Thread: Minimizing disk space

Minimizing disk space

From
Adrian von Bidder
Date:
Howdy!

I'm currently in a MySQL -> PostgreSQL migration project (Go, go, go, ...
shall I cc: slashdot, too? ;-)

Part of this is in embedded context, where a (diskless) embedded computer
runs from flash.  Since we don't want to stress the flash too much, the db
is actually loaded from a dump at boot and run off a ramdisk (and dumped
back to flash periodically.)

So all the nice database crash-safety that pg offers goes down the drain...

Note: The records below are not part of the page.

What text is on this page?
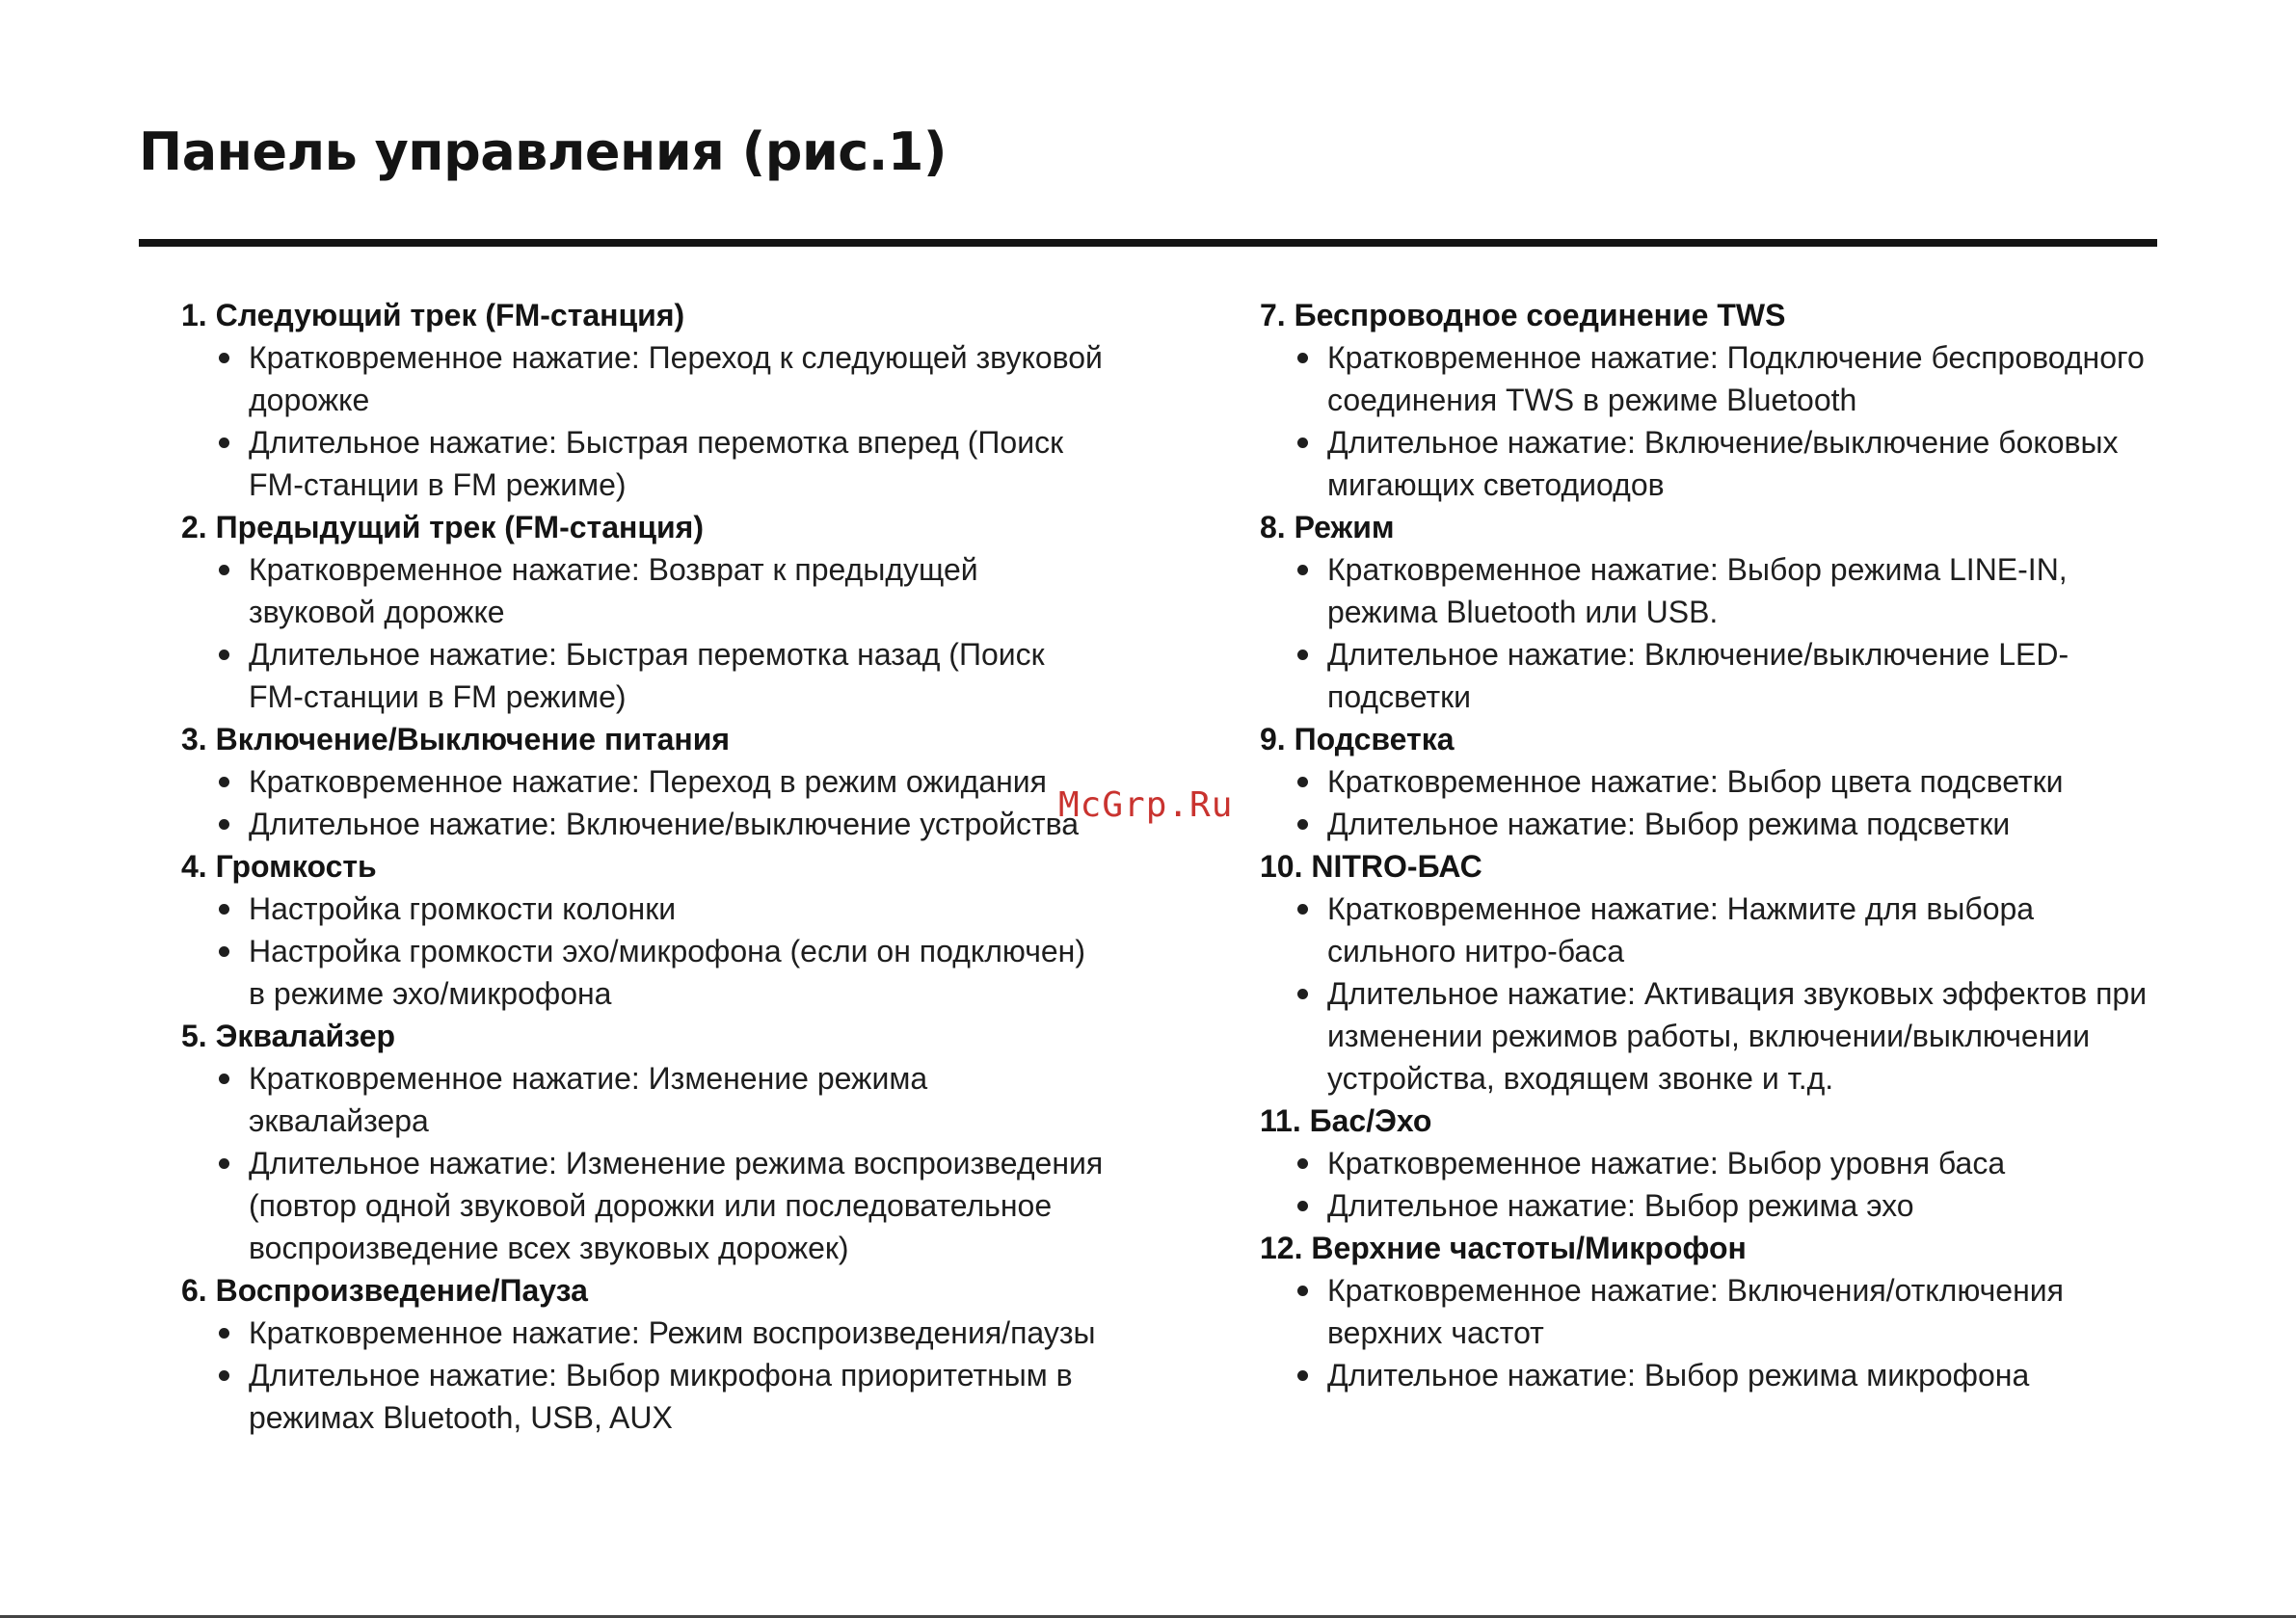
Панель управления (рис.1)
1. Следующий трек (FM-станция)
Кратковременное нажатие: Переход к следующей звуковой дорожке
Длительное нажатие: Быстрая перемотка вперед (Поиск FM-станции в FM режиме)
2. Предыдущий трек (FM-станция)
Кратковременное нажатие: Возврат к предыдущей звуковой дорожке
Длительное нажатие: Быстрая перемотка назад (Поиск FM-станции в FM режиме)
3. Включение/Выключение питания
Кратковременное нажатие: Переход в режим ожидания
Длительное нажатие: Включение/выключение устройства
4. Громкость
Настройка громкости колонки
Настройка громкости эхо/микрофона (если он подключен) в режиме эхо/микрофона
5. Эквалайзер
Кратковременное нажатие: Изменение режима эквалайзера
Длительное нажатие: Изменение режима воспроизведения (повтор одной звуковой дорожки или последовательное воспроизведение всех звуковых дорожек)
6. Воспроизведение/Пауза
Кратковременное нажатие: Режим воспроизведения/паузы
Длительное нажатие: Выбор микрофона приоритетным в режимах Bluetooth, USB, AUX
7. Беспроводное соединение TWS
Кратковременное нажатие: Подключение беспроводного соединения TWS в режиме Bluetooth
Длительное нажатие: Включение/выключение боковых мигающих светодиодов
8. Режим
Кратковременное нажатие: Выбор режима LINE-IN, режима Bluetooth или USB.
Длительное нажатие: Включение/выключение LED-подсветки
9. Подсветка
Кратковременное нажатие: Выбор цвета подсветки
Длительное нажатие: Выбор режима подсветки
10. NITRO-БАС
Кратковременное нажатие: Нажмите для выбора сильного нитро-баса
Длительное нажатие: Активация звуковых эффектов при изменении режимов работы, включении/выключении устройства, входящем звонке и т.д.
11. Бас/Эхо
Кратковременное нажатие: Выбор уровня баса
Длительное нажатие: Выбор режима эхо
12. Верхние частоты/Микрофон
Кратковременное нажатие: Включения/отключения верхних частот
Длительное нажатие: Выбор режима микрофона
McGrp.Ru
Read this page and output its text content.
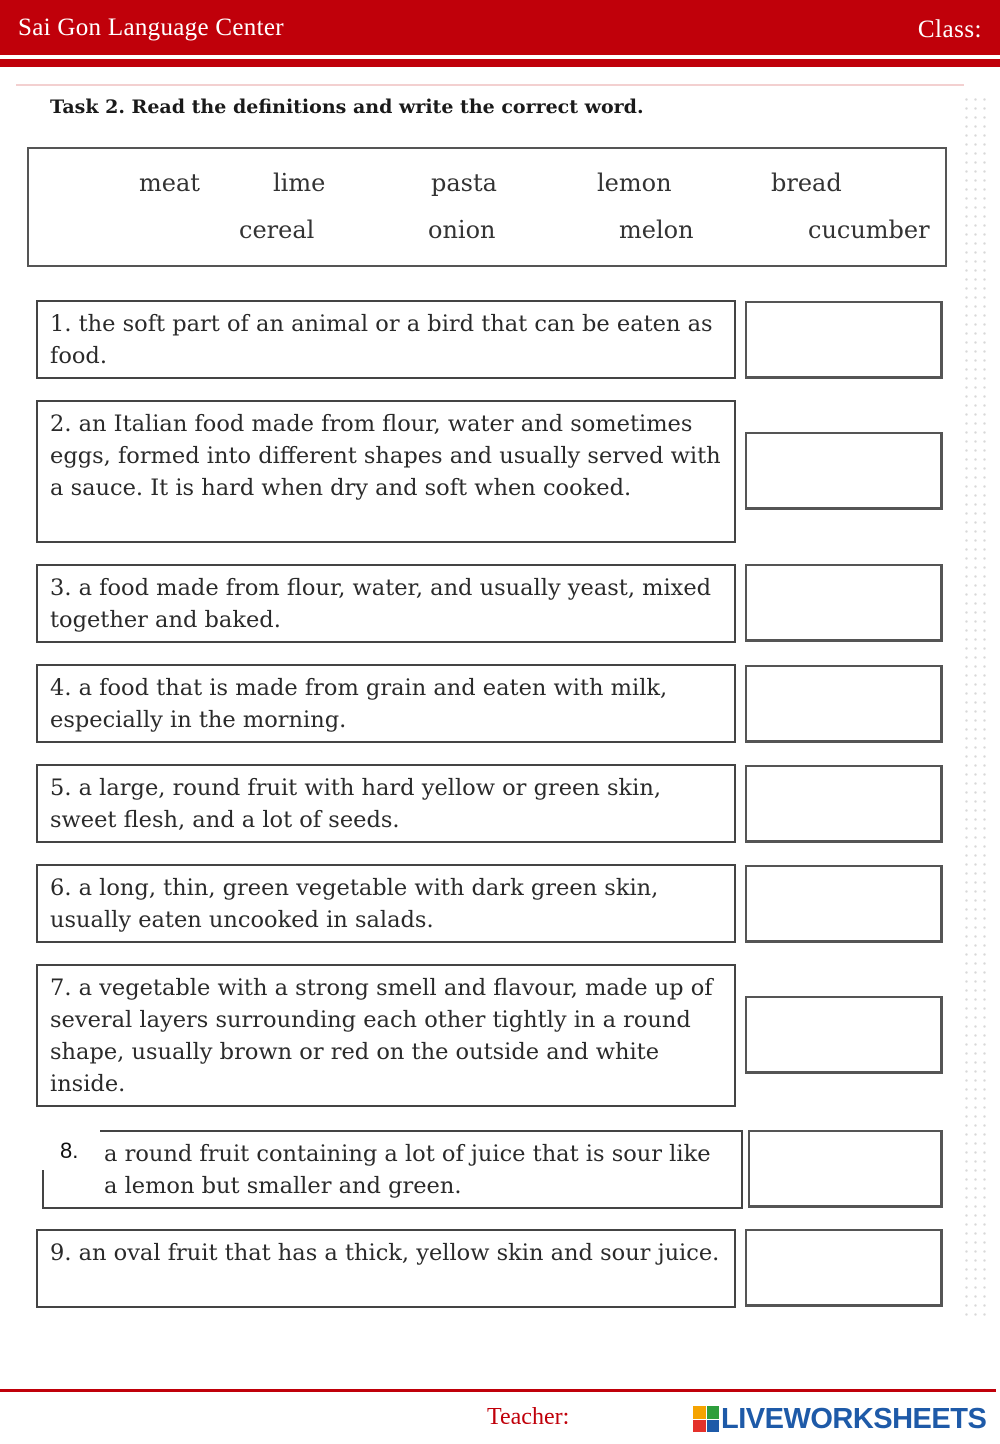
Sai Gon Language Center	Class:
Task 2. Read the definitions and write the correct word.
meat	lime	pasta	lemon	bread
cereal	onion	melon	cucumber
1. the soft part of an animal or a bird that can be eaten as food.
2. an Italian food made from flour, water and sometimes eggs, formed into different shapes and usually served with a sauce. It is hard when dry and soft when cooked.
3. a food made from flour, water, and usually yeast, mixed together and baked.
4. a food that is made from grain and eaten with milk, especially in the morning.
5. a large, round fruit with hard yellow or green skin, sweet flesh, and a lot of seeds.
6. a long, thin, green vegetable with dark green skin, usually eaten uncooked in salads.
7. a vegetable with a strong smell and flavour, made up of several layers surrounding each other tightly in a round shape, usually brown or red on the outside and white inside.
a round fruit containing a lot of juice that is sour like a lemon but smaller and green.
8.
9. an oval fruit that has a thick, yellow skin and sour juice.
Teacher:	LIVEWORKSHEETS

With this in mind: what can we tune to minimize diskspace (RAM-disk space)
usage?  And, possibly, RAM usage as well (disk access is, after all, almost
as fast as RAM access in this scenario)

With our test dump, the db (after import) is ca. 300M on disk, ca. half in
WAL files (pg_xlog.)  If I could mostly get rid of the WAL (keep it to a
bare minimum and run pg without fsync, something like that), the remaining
160 to 180M would be ok.

Next thing would be: are there tunables (compile time?) to minimize the
actual size of the rows?

Your input is valued, thanks in advance.

cheers
-- vbi

[... for the peanut gallery: we're migrating mostly because the cost of the
MySQL licenses is beginning to hurt us.]


--
A budget is just a method of worrying before you spend money, as well
as afterward.

Attachment

Re: Minimizing disk space

From
Tom Lane
Date:
Adrian von Bidder <avbidder@fortytwo.ch> writes:
> With our test dump, the db (after import) is ca. 300M on disk, ca. half in
> WAL files (pg_xlog.)  If I could mostly get rid of the WAL (keep it to a
> bare minimum and run pg without fsync, something like that), the remaining
> 160 to 180M would be ok.

checkpoint_segments is the main tunable determining the amount of WAL
space.  Lowering it will increase the amount of write activity, but
for a ramdisk I don't think you care.

Depending on your usage patterns, it might be worth making autovacuum
more aggressive to ensure that table bloat stays under control.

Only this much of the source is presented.